ROMA.Una «circostanza assolutamente sfortunata», l'equipaggiamento era «adeguato». Il professor Paolo Arbarello è il medico legale che ha eseguito l'autopsia sul corpo di Matteo Miotto, il giovane alpino ucciso venerdi da un cecchino in Afghanistan. E da lui arriva una prima risposta all'interrogativo straziante del padre di Matteo: «Ditemi com'è morto». E' morto centrato tra la spalla e il collo da «un solo colpo che ha provocato una lesione che ne ha determinato la morte immediata, qualunque soccorso non sarebbe valso a cambiare le cose», dice Arbarello. Che aggiunge: «L'equipaggiamento era assolutamente adeguato, c'erano tutte le protezioni adeguate, è stata una circostanza assolutamente sfortunata».

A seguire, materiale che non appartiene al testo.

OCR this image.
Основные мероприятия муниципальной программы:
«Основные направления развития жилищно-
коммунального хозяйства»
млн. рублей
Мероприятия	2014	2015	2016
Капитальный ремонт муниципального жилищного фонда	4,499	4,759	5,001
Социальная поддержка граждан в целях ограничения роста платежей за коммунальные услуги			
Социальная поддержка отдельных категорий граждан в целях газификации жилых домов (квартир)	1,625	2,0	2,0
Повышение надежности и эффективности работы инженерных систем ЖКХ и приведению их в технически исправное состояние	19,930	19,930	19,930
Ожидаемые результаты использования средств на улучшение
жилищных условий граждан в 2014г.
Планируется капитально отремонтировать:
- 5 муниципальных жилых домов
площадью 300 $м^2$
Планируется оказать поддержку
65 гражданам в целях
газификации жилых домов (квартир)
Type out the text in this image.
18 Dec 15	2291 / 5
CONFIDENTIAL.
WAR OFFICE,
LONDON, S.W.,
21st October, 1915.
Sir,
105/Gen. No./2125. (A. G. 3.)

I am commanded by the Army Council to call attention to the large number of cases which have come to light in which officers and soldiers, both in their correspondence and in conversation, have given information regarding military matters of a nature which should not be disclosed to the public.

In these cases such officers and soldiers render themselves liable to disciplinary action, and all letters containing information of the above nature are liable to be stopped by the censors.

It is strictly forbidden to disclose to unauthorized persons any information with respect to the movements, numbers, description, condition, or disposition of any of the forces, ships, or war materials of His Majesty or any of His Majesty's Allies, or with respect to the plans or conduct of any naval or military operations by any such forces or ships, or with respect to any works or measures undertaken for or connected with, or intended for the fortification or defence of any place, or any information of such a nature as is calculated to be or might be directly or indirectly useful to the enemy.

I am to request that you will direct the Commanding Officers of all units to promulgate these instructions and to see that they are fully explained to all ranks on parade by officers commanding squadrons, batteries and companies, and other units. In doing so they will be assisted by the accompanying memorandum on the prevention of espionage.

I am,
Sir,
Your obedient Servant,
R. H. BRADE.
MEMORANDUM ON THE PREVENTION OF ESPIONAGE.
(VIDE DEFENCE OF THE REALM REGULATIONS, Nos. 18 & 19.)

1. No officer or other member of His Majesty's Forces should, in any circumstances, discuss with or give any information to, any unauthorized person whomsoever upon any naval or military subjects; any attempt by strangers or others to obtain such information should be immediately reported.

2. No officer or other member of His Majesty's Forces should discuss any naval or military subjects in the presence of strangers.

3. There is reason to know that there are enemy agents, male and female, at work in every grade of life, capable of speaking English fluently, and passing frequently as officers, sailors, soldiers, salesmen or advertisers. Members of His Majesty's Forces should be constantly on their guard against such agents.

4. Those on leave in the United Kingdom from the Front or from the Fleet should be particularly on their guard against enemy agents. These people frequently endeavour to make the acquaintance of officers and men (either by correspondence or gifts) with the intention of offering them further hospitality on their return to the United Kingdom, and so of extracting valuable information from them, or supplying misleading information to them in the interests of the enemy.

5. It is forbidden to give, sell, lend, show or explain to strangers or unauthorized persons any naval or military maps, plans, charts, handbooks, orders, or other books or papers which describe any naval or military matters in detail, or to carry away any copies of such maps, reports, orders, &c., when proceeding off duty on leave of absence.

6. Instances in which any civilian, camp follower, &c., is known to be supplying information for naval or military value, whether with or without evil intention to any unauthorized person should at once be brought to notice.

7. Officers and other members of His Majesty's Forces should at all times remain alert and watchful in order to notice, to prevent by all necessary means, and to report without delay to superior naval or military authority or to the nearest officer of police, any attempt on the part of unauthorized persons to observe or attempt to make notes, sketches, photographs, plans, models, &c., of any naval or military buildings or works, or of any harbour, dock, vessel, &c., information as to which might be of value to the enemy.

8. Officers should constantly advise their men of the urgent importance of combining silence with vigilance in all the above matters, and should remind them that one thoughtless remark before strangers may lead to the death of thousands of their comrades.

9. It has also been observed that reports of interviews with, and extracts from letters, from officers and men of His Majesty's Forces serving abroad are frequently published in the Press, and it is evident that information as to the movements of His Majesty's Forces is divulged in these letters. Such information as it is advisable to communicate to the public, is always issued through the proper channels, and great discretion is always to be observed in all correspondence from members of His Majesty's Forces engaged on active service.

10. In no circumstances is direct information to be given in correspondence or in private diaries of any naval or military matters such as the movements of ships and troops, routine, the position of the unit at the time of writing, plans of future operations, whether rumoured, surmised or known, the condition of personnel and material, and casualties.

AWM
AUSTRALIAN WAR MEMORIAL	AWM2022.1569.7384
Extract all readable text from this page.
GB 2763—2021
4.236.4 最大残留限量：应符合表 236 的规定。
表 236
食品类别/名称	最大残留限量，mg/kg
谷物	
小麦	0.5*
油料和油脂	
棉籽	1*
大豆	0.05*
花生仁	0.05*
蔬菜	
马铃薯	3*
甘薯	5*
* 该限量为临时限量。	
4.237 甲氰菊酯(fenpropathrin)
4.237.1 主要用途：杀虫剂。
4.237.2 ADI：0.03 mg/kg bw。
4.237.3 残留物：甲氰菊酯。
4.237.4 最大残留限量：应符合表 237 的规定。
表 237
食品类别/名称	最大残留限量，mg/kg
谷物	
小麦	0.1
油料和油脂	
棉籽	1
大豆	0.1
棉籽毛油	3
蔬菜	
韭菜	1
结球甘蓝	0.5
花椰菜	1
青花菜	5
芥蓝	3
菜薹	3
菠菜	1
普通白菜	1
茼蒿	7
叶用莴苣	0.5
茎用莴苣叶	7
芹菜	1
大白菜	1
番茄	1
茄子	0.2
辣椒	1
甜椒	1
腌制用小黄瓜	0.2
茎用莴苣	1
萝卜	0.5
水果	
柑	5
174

L'autopsia, disposta di prassi dalla procura di Roma, si è svolta subito dopo il rientro della salma in Italia. All'aeroporto militare di Ciampino si è ripetuto il rituale visto ormai troppe volte: Matteo è la 35/a vittima italiana della missione in Afghanistan, la tredicesima del 2010. Non c'era il presidente Napolitano, bloccato a Napoli dall'influenza. Cosi, a deporre le mani sulla bara avvolta nel tricolore è stato il ministro della Difesa La Russa. Vicino a lui, i vertici delle Forze armate, i genitori e la fidanzata dell'alpino 24enne, con gli occhiali scuri a coprire le lacrime. Un trombettiere del 7/o reggimento di Belluno, il reparto di Matteo, ha intonato il Silenzio. La bara è stata portata a spalla dai suoi commilitoni.

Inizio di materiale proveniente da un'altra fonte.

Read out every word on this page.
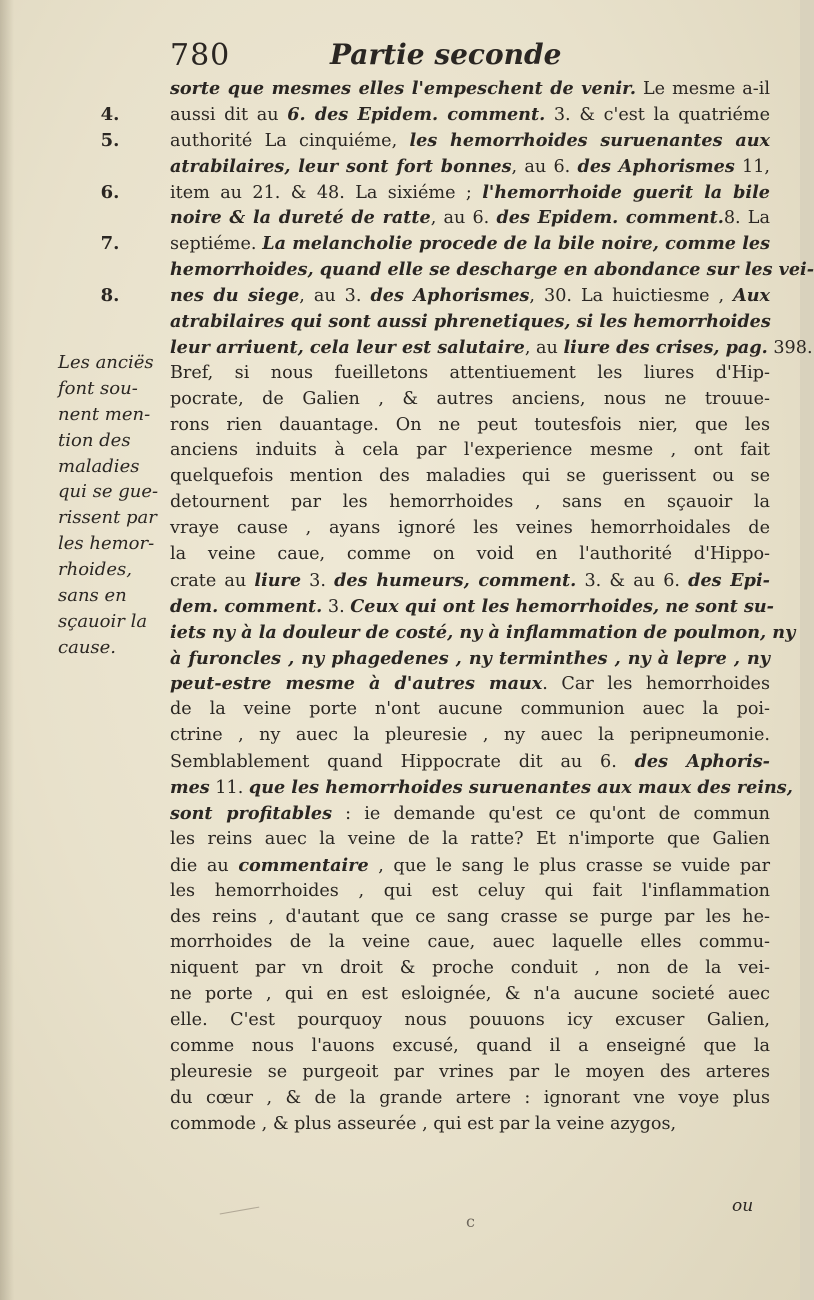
780	Partie seconde
4.
5.
6.
7.
8.
Les anciës
font sou-
nent men-
tion des
maladies
qui se gue-
rissent par
les hemor-
rhoides,
sans en
sçauoir la
cause.
sorte que mesmes elles l'empeschent de venir. Le mesme a-il
aussi dit au 6. des Epidem. comment. 3. & c'est la quatriéme
authorité La cinquiéme, les hemorrhoides suruenantes aux
atrabilaires, leur sont fort bonnes, au 6. des Aphorismes 11,
item au 21. & 48. La sixiéme ; l'hemorrhoide guerit la bile
noire & la dureté de ratte, au 6. des Epidem. comment.8. La
septiéme. La melancholie procede de la bile noire, comme les
hemorrhoides, quand elle se descharge en abondance sur les vei-
nes du siege, au 3. des Aphorismes, 30. La huictiesme , Aux
atrabilaires qui sont aussi phrenetiques, si les hemorrhoides
leur arriuent, cela leur est salutaire, au liure des crises, pag. 398.
Bref, si nous fueilletons attentiuement les liures d'Hip-
pocrate, de Galien , & autres anciens, nous ne trouue-
rons rien dauantage. On ne peut toutesfois nier, que les
anciens induits à cela par l'experience mesme , ont fait
quelquefois mention des maladies qui se guerissent ou se
detournent par les hemorrhoides , sans en sçauoir la
vraye cause , ayans ignoré les veines hemorrhoidales de
la veine caue, comme on void en l'authorité d'Hippo-
crate au liure 3. des humeurs, comment. 3. & au 6. des Epi-
dem. comment. 3. Ceux qui ont les hemorrhoides, ne sont su-
iets ny à la douleur de costé, ny à inflammation de poulmon, ny
à furoncles , ny phagedenes , ny terminthes , ny à lepre , ny
peut-estre mesme à d'autres maux. Car les hemorrhoides
de la veine porte n'ont aucune communion auec la poi-
ctrine , ny auec la pleuresie , ny auec la peripneumonie.
Semblablement quand Hippocrate dit au 6. des Aphoris-
mes 11. que les hemorrhoides suruenantes aux maux des reins,
sont profitables : ie demande qu'est ce qu'ont de commun
les reins auec la veine de la ratte? Et n'importe que Galien
die au commentaire , que le sang le plus crasse se vuide par
les hemorrhoides , qui est celuy qui fait l'inflammation
des reins , d'autant que ce sang crasse se purge par les he-
morrhoides de la veine caue, auec laquelle elles commu-
niquent par vn droit & proche conduit , non de la vei-
ne porte , qui en est esloignée, & n'a aucune societé auec
elle. C'est pourquoy nous pouuons icy excuser Galien,
comme nous l'auons excusé, quand il a enseigné que la
pleuresie se purgeoit par vrines par le moyen des arteres
du cœur , & de la grande artere : ignorant vne voye plus
commode , & plus asseurée , qui est par la veine azygos,
ou
c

Un breve e silenzioso corteo fino al carro funebre. Un dolore composto, quello dei genitori di Matteo. Una «lezione di dignità, la loro - osserva La Russa - che mi fa dire che sarebbe davvero un insulto non portare a termine la missione in Afghanistan con la stessa intensità e dedizione con cui anche Matteo l'affrontava».
A Roma, nel pomeriggio, è stata allestita la camera ardente nel policlinico militare del Celio. Tanta gente comune ha reso omaggio alla salma dell'alpino, stringendosi ai familiari. E oggi alle 11, nella basilica di Santa Maria degli Angeli, ci saranno i funerali solenni. Il capo dello Stato, per colpa dell'influenza, non potrà partecipare, ma Napolitano ha già fatto sapere che intende incontrare presto i genitori di Matteo. Di sicuro ci sarà il premier Berlusconi. Domani la salma di Miotto - «un alpino di razza», l'ha definito un suo comandante - sarà trasferita a Thiene, per l'ultimo saluto della sua città. «Riportiamo a casa i nostri ragazzi, perchè in Afghanistan si continua a morire», dice il sindaco leghista, Maria Rita Busetti. Le fa eco il parroco Albino Boscolo: «Ai governanti e ai politici chiediamo che Matteo sia l'ultimo martire di una guerra senza senso». L'alpino sarà seppellito in prima fila nell'area del cimitero di Thiene dedicata ai Caduti in Guerra: lo aveva chiesto nel suo testamento.